TALLAHASSEE — A bill that would legalize consumer fireworks in Florida was unexpectedly pulled off a House committee agenda on Wednesday.
The reason? The bill’s sponsor — Rep. Matt Gaetz, R-Fort Walton Beach — hadn’t returned from California after Monday night’s college football championship game because of weather-related flight cancellations and delays.
The bill (HB 4005) was temporarily postponed in the House Insurance and Banking subcommittee.
The good news for the bill’s backers is that the Senate Commerce and Tourism committee earlier in the day advanced a version of its bill (SB 314) by a vote of 7-4. Sen. Jeff Brandes, R-St. Petersburg, is the Senate sponsor.
The Senate changes include adding a provision prohibiting sales of fireworks and sparklers to children under the age of 16 and requiring buyers to sign a disclaimer saying they know fireworks are dangerous.
The measure as originally filed by Gaetz would repeal the prohibition on selling fireworks to the general public.
Amanda Neeld, Gaetz’s spokeswoman, said he requested the postponement because of his trouble returning to Florida. She said it was uncertain when Gaetz’s bill would be rescheduled for a hearing.
Roman candles, skyrockets and other explosive or projectile fireworks are against the law, but there’s an exemption allowing farms and fish hatcheries to use them to scare off birds.

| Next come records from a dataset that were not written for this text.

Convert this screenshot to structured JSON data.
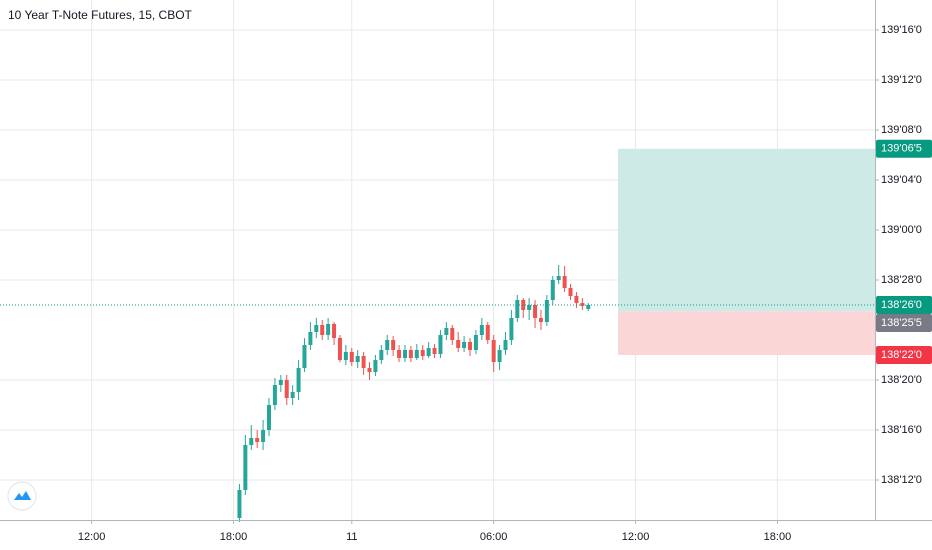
{
  "chart_data": {
    "type": "candlestick",
    "title": "10 Year T-Note Futures, 15, CBOT",
    "up_color": "#26a69a",
    "down_color": "#ef5350",
    "grid": true,
    "categories": [
      null,
      null,
      null,
      null,
      null,
      null,
      null,
      null,
      null,
      null,
      null,
      null,
      null,
      null,
      null,
      "12:00",
      null,
      null,
      null,
      null,
      null,
      null,
      null,
      null,
      null,
      null,
      null,
      null,
      null,
      null,
      null,
      null,
      null,
      null,
      null,
      null,
      null,
      null,
      null,
      "18:00",
      null,
      null,
      null,
      null,
      null,
      null,
      null,
      null,
      null,
      null,
      null,
      null,
      null,
      null,
      null,
      null,
      null,
      null,
      null,
      "11",
      null,
      null,
      null,
      null,
      null,
      null,
      null,
      null,
      null,
      null,
      null,
      null,
      null,
      null,
      null,
      null,
      null,
      null,
      null,
      null,
      null,
      null,
      null,
      "06:00",
      null,
      null,
      null,
      null,
      null,
      null,
      null,
      null,
      null,
      null,
      null,
      null,
      null,
      null,
      null,
      null,
      null,
      null,
      null,
      null,
      null,
      null,
      null,
      "12:00",
      null,
      null,
      null,
      null,
      null,
      null,
      null,
      null,
      null,
      null,
      null,
      null,
      null,
      null,
      null,
      null,
      null,
      null,
      null,
      null,
      null,
      null,
      null,
      "18:00",
      null,
      null,
      null,
      null,
      null,
      null,
      null,
      null,
      null,
      null,
      null,
      null,
      null,
      null,
      null,
      null
    ],
    "open": [
      null,
      null,
      null,
      null,
      null,
      null,
      null,
      null,
      null,
      null,
      null,
      null,
      null,
      null,
      null,
      null,
      null,
      null,
      null,
      null,
      null,
      null,
      null,
      null,
      null,
      null,
      null,
      null,
      null,
      null,
      null,
      null,
      null,
      null,
      null,
      null,
      null,
      null,
      null,
      null,
      138.28,
      138.35,
      138.4625,
      138.48,
      138.47,
      138.5,
      138.5625,
      138.6125,
      138.625,
      138.58,
      138.595,
      138.655,
      138.7125,
      138.745,
      138.7625,
      138.7375,
      138.765,
      138.73,
      138.675,
      138.695,
      138.67,
      138.685,
      138.655,
      138.645,
      138.675,
      138.7,
      138.725,
      138.7,
      138.68,
      138.7,
      138.68,
      138.7,
      138.685,
      138.705,
      138.69,
      138.7375,
      138.755,
      138.725,
      138.705,
      138.72,
      138.7,
      138.7375,
      138.7625,
      138.725,
      138.67,
      138.7,
      138.725,
      138.78,
      138.825,
      138.8,
      138.8125,
      138.78,
      138.77,
      138.825,
      138.875,
      138.885,
      138.855,
      138.835,
      138.8175,
      138.8025,
      null,
      null,
      null,
      null,
      null,
      null,
      null,
      null,
      null,
      null,
      null,
      null,
      null,
      null,
      null,
      null,
      null,
      null,
      null,
      null,
      null,
      null,
      null,
      null,
      null,
      null,
      null,
      null,
      null,
      null,
      null,
      null,
      null,
      null,
      null,
      null,
      null,
      null,
      null,
      null,
      null,
      null,
      null,
      null,
      null,
      null,
      null,
      null
    ],
    "high": [
      null,
      null,
      null,
      null,
      null,
      null,
      null,
      null,
      null,
      null,
      null,
      null,
      null,
      null,
      null,
      null,
      null,
      null,
      null,
      null,
      null,
      null,
      null,
      null,
      null,
      null,
      null,
      null,
      null,
      null,
      null,
      null,
      null,
      null,
      null,
      null,
      null,
      null,
      null,
      null,
      138.365,
      138.4875,
      138.5125,
      138.5,
      138.525,
      138.58,
      138.63,
      138.6375,
      138.6375,
      138.6125,
      138.675,
      138.73,
      138.77,
      138.78,
      138.775,
      138.78,
      138.77,
      138.7375,
      138.7125,
      138.705,
      138.7,
      138.695,
      138.67,
      138.6875,
      138.7125,
      138.7375,
      138.735,
      138.7125,
      138.7125,
      138.71,
      138.715,
      138.7125,
      138.72,
      138.715,
      138.75,
      138.77,
      138.7625,
      138.745,
      138.735,
      138.73,
      138.75,
      138.78,
      138.77,
      138.7375,
      138.7125,
      138.745,
      138.8,
      138.8375,
      138.83,
      138.83,
      138.825,
      138.8,
      138.8375,
      138.885,
      138.9125,
      138.91,
      138.865,
      138.845,
      138.83,
      138.8175,
      null,
      null,
      null,
      null,
      null,
      null,
      null,
      null,
      null,
      null,
      null,
      null,
      null,
      null,
      null,
      null,
      null,
      null,
      null,
      null,
      null,
      null,
      null,
      null,
      null,
      null,
      null,
      null,
      null,
      null,
      null,
      null,
      null,
      null,
      null,
      null,
      null,
      null,
      null,
      null,
      null,
      null,
      null,
      null,
      null,
      null,
      null,
      null
    ],
    "low": [
      null,
      null,
      null,
      null,
      null,
      null,
      null,
      null,
      null,
      null,
      null,
      null,
      null,
      null,
      null,
      null,
      null,
      null,
      null,
      null,
      null,
      null,
      null,
      null,
      null,
      null,
      null,
      null,
      null,
      null,
      null,
      null,
      null,
      null,
      null,
      null,
      null,
      null,
      null,
      null,
      138.27,
      138.3375,
      138.45,
      138.455,
      138.45,
      138.485,
      138.55,
      138.595,
      138.5625,
      138.5625,
      138.575,
      138.645,
      138.7,
      138.73,
      138.725,
      138.725,
      138.7125,
      138.67,
      138.6625,
      138.66,
      138.655,
      138.6375,
      138.625,
      138.635,
      138.665,
      138.6875,
      138.685,
      138.67,
      138.67,
      138.67,
      138.675,
      138.675,
      138.68,
      138.68,
      138.68,
      138.725,
      138.7125,
      138.695,
      138.695,
      138.685,
      138.69,
      138.725,
      138.715,
      138.645,
      138.65,
      138.6875,
      138.7125,
      138.77,
      138.78,
      138.775,
      138.755,
      138.75,
      138.76,
      138.8125,
      138.865,
      138.845,
      138.825,
      138.805,
      138.8,
      138.7975,
      null,
      null,
      null,
      null,
      null,
      null,
      null,
      null,
      null,
      null,
      null,
      null,
      null,
      null,
      null,
      null,
      null,
      null,
      null,
      null,
      null,
      null,
      null,
      null,
      null,
      null,
      null,
      null,
      null,
      null,
      null,
      null,
      null,
      null,
      null,
      null,
      null,
      null,
      null,
      null,
      null,
      null,
      null,
      null,
      null,
      null,
      null,
      null
    ],
    "close": [
      null,
      null,
      null,
      null,
      null,
      null,
      null,
      null,
      null,
      null,
      null,
      null,
      null,
      null,
      null,
      null,
      null,
      null,
      null,
      null,
      null,
      null,
      null,
      null,
      null,
      null,
      null,
      null,
      null,
      null,
      null,
      null,
      null,
      null,
      null,
      null,
      null,
      null,
      null,
      null,
      138.35,
      138.4625,
      138.48,
      138.47,
      138.5,
      138.5625,
      138.6125,
      138.625,
      138.58,
      138.595,
      138.655,
      138.7125,
      138.745,
      138.7625,
      138.7375,
      138.765,
      138.73,
      138.675,
      138.695,
      138.67,
      138.685,
      138.655,
      138.645,
      138.675,
      138.7,
      138.725,
      138.7,
      138.68,
      138.7,
      138.68,
      138.7,
      138.685,
      138.705,
      138.69,
      138.7375,
      138.755,
      138.725,
      138.705,
      138.72,
      138.7,
      138.7375,
      138.7625,
      138.725,
      138.67,
      138.7,
      138.725,
      138.78,
      138.825,
      138.8,
      138.8125,
      138.78,
      138.77,
      138.825,
      138.875,
      138.885,
      138.855,
      138.835,
      138.8175,
      138.81,
      138.8125,
      null,
      null,
      null,
      null,
      null,
      null,
      null,
      null,
      null,
      null,
      null,
      null,
      null,
      null,
      null,
      null,
      null,
      null,
      null,
      null,
      null,
      null,
      null,
      null,
      null,
      null,
      null,
      null,
      null,
      null,
      null,
      null,
      null,
      null,
      null,
      null,
      null,
      null,
      null,
      null,
      null,
      null,
      null,
      null,
      null,
      null,
      null,
      null
    ],
    "ylim": [
      138.275,
      139.575
    ],
    "yticks": [
      {
        "value": 139.5,
        "label": "139'16'0"
      },
      {
        "value": 139.375,
        "label": "139'12'0"
      },
      {
        "value": 139.25,
        "label": "139'08'0"
      },
      {
        "value": 139.125,
        "label": "139'04'0"
      },
      {
        "value": 139,
        "label": "139'00'0"
      },
      {
        "value": 138.875,
        "label": "138'28'0"
      },
      {
        "value": 138.625,
        "label": "138'20'0"
      },
      {
        "value": 138.5,
        "label": "138'16'0"
      },
      {
        "value": 138.375,
        "label": "138'12'0"
      }
    ],
    "position": {
      "target": {
        "value": 139.203125,
        "label": "139'06'5",
        "color": "#089981",
        "zone_color": "#cdeae7"
      },
      "entry": {
        "value": 138.796875,
        "label": "138'25'5",
        "color": "#787b86"
      },
      "stop": {
        "value": 138.6875,
        "label": "138'22'0",
        "color": "#f23645",
        "zone_color": "#fbd6d7"
      }
    },
    "last_price": {
      "value": 138.8125,
      "label": "138'26'0",
      "color": "#089981"
    }
  }
}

In areas including Tampa, however, fireworks vendors have long skirted the prohibition by asking customers to sign waivers saying they are purchasing fireworks for agricultural purposes.

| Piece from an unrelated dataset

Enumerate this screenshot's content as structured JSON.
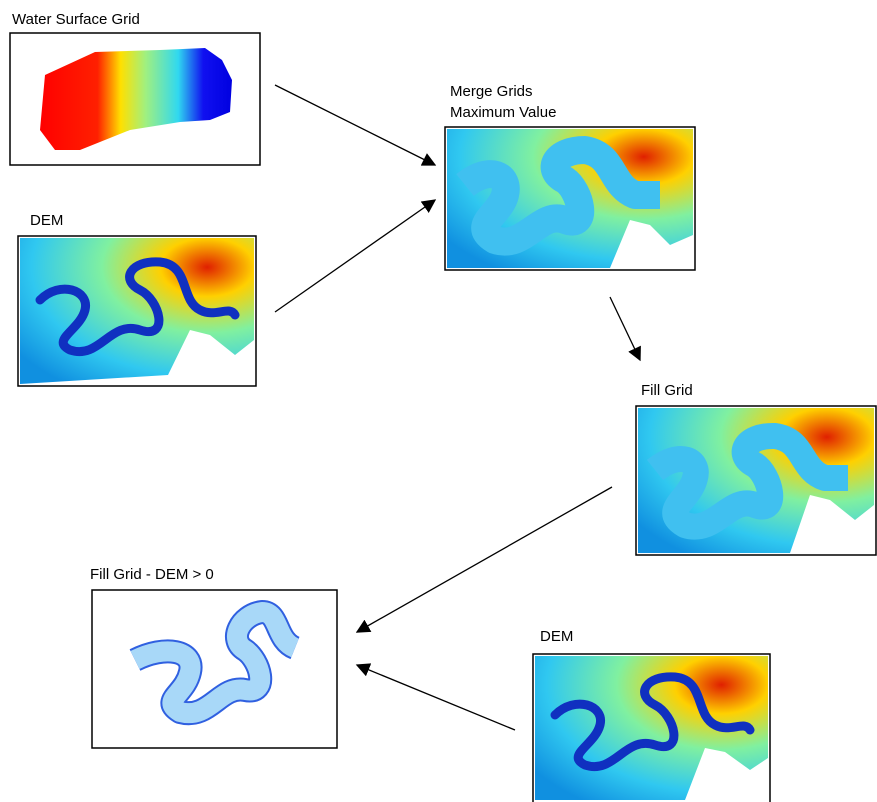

“This is the ‘we’re-done-lying bill,’” said Sen. Nancy Detert, R-Venice, the committee’s chair. The Senate version also gives enforcement authority back to cities and counties.
“Local governments can make this stronger and decide … when it’s not a good time to be shooting off fireworks,” such as when there is a drought, Detert added.
Bills filed last session would have gone the other way and gotten rid of the exemption for farms and fish hatcheries. Those bills died in committee.
Among the current supporters are Arie Fry, a 15-year-old from Plant City, who began by singing the first bar of the Star Spangled Banner.
He and his family enjoy setting off fireworks on the Fourth of July, he said, though he knows it’s illegal.
“Our laws on fireworks do not seem to serve the needs of citizens or the farmers,” the teen told lawmakers. “Why should we keep a law on the books that everyone knows is a farce?”
But the Florida Fire Chiefs’ Association continues to oppose any fireworks legalization.
“The (current) law is not a farce,” said association representative Wayne Watts. He cited reports showing that fireworks caused $32 million in property damage in the state from 2007-11.
“We don’t allow people to carry firearms in this state without proper training,” Watts said. Fireworks are “actually, in many ways, more dangerous than a firearm.”